O pardal mais velho ao ouvir a descrição dessa rotina, exclamou: “É aí onde a gente pega esse safado”. Os demais membros perguntaram curiosos: Como? A resposta veio na hora: Quando o gato Simba estiver voltando para a Rua dos Fonsecas, a gente dá um sobrevôo sobre a cabeça dele e em coro a gente anuncia que nasceu mais um pardalzinho. Ele vai nos ouvir, ficar curioso e olhar prá cima. Neste exato momento, a gente aciona aquele nosso amigo que entrega gás, ele desce correndo e passa o Pampa azul sobre o safado. “É caixão e vela preta”.

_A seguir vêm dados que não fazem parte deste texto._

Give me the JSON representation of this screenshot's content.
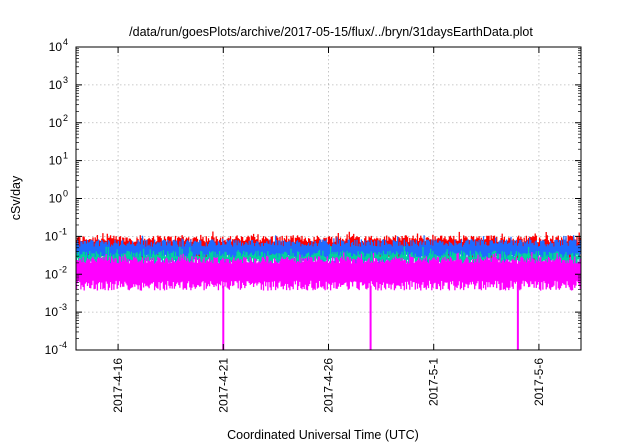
{
  "chart_data": {
    "type": "area",
    "title": "/data/run/goesPlots/archive/2017-05-15/flux/../bryn/31daysEarthData.plot",
    "xlabel": "Coordinated Universal Time (UTC)",
    "ylabel": "cSv/day",
    "yscale": "log",
    "ylim": [
      0.0001,
      10000
    ],
    "xlim": [
      "2017-04-14",
      "2017-05-08"
    ],
    "grid": true,
    "legend": "none",
    "x_ticks": [
      "2017-4-16",
      "2017-4-21",
      "2017-4-26",
      "2017-5-1",
      "2017-5-6"
    ],
    "y_ticks": [
      {
        "value": 10000,
        "base": "10",
        "exp": "4"
      },
      {
        "value": 1000,
        "base": "10",
        "exp": "3"
      },
      {
        "value": 100,
        "base": "10",
        "exp": "2"
      },
      {
        "value": 10,
        "base": "10",
        "exp": "1"
      },
      {
        "value": 1,
        "base": "10",
        "exp": "0"
      },
      {
        "value": 0.1,
        "base": "10",
        "exp": "-1"
      },
      {
        "value": 0.01,
        "base": "10",
        "exp": "-2"
      },
      {
        "value": 0.001,
        "base": "10",
        "exp": "-3"
      },
      {
        "value": 0.0001,
        "base": "10",
        "exp": "-4"
      }
    ],
    "series": [
      {
        "color": "#ff0000",
        "typical_low": 0.03,
        "typical_high": 0.09
      },
      {
        "color": "#1e6bff",
        "typical_low": 0.025,
        "typical_high": 0.07
      },
      {
        "color": "#00d2a0",
        "typical_low": 0.02,
        "typical_high": 0.035
      },
      {
        "color": "#ff00ff",
        "typical_low": 0.005,
        "typical_high": 0.025,
        "dropouts": [
          "2017-04-21",
          "2017-04-28",
          "2017-05-05"
        ]
      }
    ]
  }
}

Nâo deu outra. Numa manhã de sábado, Simba voltava de sua noite de orgia, meio sonolento, quando de repente sentiu um revoar de pássaros sobre a cabeça. Olhou prá cima, meio distraído e ouviu os pardais dizendo: O menino nasceu! O menino nasceu!  Simba esqueceu que estava no meio da rua, quando de repente só viu o vulto de um Pampa azul se aproximando, e pneus carecas lhe passando bem no meio da barriga. Os pardais deram meia volta e viram o animal estendido no meio da rua, sangue prá tudo que é lado. Deram outro sobrevôo e constataram que realmente o bichano acabara de dar os últimos  suspiros. Foi uma festa no reduto dos pardais. O pessoal da limpeza, rapidamente chegou e passou o rodo. Na casa de Fábio houve grande preocupação, mas ninguém sabia de nada. Para os da casa, simplesmente Simba havia sumido. Dias depois, muitos dias depois, o vizinho Bebeto anunciou o que acontecera. Não houve nem tempo para uma missa de sétimo dia. Simba morreu, o gato Simba morreu, desapareceu. E assim termina a estória: Era uma vez um gato que matava pequenos pardais. Agora que morreu, pardal não mata mais.